What is bitcoins actual value? Ordinarily, this is one question that would be quite easy to answer, as all you would need to do would be to check the leading cryptocurrency websites. But what is behind its value? This is one question that varies from one person to another, depending on who you approach.
Proof Of Work
There are those that seem to have the answer to this question at their fingertips. Bitcoin is valuable as there is an attributed cost in the form of energy, and processing power used to mine it. Well, this is an answer based on the Marx’s Labor Theory of Value.
In the theory, Marx claims that every item has a value that is created by the labor/effort/amount of work that goes into creating it. So based on this statement, it means that bitcoin’s value is bound to keep rising, as long as its mining costs continue to increase.
In reality, this does not apply to bitcoin, as Marx’s value of labor is a complete misconception. Although you can, in reality, price something based on the total amount of work that has gone into creating it, its total value is derived from something else altogether.
There exists a relationship between the price of bitcoin and the accompanying mining costs, but this is a relationship that actually flows in opposite directions. An increase in its price encourages more people into joining the mining pool.
An increase in the number of miners increases the hash rate, which in return makes it even harder to create blocks. This is a scenario that then causes the cost of doing this to increase significantly.
There are those that have gone on to make valid comparisons between the cryptocurrency and the characteristics that are associated with fiat and gold valuables. Of these, there have emerged up to nine shared characteristics, which include widely used, scarcity, hard to counterfeit, durability, fungible, portability, easily stored, divisibility, and easily recognizable.

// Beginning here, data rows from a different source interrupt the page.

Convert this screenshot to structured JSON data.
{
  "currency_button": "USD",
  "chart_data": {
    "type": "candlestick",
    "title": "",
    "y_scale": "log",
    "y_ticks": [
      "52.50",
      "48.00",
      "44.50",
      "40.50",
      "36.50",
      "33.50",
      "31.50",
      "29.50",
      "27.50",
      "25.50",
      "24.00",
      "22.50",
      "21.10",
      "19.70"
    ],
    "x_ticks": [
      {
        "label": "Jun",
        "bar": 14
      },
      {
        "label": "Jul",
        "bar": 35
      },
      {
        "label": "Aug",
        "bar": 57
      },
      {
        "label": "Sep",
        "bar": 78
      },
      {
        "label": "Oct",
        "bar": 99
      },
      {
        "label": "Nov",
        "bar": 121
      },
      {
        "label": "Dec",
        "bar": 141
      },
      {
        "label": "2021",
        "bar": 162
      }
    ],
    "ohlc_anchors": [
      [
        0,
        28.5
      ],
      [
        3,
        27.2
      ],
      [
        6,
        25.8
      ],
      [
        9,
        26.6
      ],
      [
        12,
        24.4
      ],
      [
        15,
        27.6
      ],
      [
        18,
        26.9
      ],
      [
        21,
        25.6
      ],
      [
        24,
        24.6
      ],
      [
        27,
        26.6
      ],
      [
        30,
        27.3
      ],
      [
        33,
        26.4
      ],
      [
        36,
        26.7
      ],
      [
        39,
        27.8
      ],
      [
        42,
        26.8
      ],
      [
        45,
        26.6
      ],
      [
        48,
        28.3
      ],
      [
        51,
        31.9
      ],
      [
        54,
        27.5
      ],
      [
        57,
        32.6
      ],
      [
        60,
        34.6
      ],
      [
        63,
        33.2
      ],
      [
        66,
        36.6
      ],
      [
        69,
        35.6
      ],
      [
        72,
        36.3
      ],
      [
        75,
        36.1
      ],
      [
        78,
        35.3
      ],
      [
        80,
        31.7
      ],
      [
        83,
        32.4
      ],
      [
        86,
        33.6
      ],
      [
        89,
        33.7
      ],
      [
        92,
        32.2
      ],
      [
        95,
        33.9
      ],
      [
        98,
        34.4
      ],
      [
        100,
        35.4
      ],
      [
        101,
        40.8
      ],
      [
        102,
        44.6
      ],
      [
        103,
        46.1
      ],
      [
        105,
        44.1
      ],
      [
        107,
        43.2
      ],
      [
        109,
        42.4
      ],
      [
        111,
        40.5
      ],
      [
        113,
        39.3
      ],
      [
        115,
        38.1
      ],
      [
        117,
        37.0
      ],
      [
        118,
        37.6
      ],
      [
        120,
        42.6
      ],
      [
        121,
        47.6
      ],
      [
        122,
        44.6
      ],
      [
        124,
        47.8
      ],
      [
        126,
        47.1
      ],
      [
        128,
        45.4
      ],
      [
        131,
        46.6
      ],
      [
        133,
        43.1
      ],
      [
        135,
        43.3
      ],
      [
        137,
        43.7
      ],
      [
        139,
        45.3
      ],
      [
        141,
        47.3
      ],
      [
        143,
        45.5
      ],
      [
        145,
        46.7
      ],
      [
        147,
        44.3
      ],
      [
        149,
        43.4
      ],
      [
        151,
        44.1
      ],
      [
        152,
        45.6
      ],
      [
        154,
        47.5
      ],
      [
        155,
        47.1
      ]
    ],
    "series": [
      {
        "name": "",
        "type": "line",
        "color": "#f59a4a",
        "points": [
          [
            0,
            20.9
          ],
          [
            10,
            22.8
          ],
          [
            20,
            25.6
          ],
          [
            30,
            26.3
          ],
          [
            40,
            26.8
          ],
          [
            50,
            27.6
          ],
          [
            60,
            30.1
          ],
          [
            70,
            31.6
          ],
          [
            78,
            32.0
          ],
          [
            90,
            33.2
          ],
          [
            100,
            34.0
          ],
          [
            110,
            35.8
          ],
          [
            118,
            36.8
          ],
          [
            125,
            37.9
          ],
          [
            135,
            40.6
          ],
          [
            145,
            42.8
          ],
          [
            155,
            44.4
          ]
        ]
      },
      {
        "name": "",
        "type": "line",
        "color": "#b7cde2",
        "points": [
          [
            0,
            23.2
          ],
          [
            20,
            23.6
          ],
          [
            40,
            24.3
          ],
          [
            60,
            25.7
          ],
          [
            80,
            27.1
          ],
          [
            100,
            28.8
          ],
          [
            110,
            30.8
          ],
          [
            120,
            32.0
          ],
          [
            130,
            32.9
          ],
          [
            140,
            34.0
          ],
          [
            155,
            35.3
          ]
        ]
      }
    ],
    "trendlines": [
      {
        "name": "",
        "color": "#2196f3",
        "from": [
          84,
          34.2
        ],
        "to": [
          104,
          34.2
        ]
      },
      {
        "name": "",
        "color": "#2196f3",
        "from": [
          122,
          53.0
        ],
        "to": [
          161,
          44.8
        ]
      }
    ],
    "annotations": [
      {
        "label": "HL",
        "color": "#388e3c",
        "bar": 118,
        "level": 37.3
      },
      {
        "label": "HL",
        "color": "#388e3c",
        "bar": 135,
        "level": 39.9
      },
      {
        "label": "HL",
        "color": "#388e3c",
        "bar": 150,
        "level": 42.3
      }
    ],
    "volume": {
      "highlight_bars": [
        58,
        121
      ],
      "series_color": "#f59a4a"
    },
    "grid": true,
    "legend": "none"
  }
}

In many of these shared characteristics, bitcoin appears like gold valuables on steroids—a point that is often pointed out by many of its enthusiasts, including Winklevii. However, although close to all these characteristics can, to some extent be used to provide an explanation on what might make something more or less valuable, there is still one important word missing-desirability
That beautiful piece of furniture sitting in your living room, gold, and bitcoin all have a single thing in common—desirability. Regardless of how beautiful they are, they will be worth nothing if no one wants to own them. Their actual value is obtained from their desirability.
The price of an item or cryptocurrency may be based on a given value, but its value cannot be truly identified by its pricing. That is something that can only be established when something is acquired and then sold. As a result, the market gets to dictate its value and will continue to dictate its value and that of everything else. May it remain desirable for a long time to come.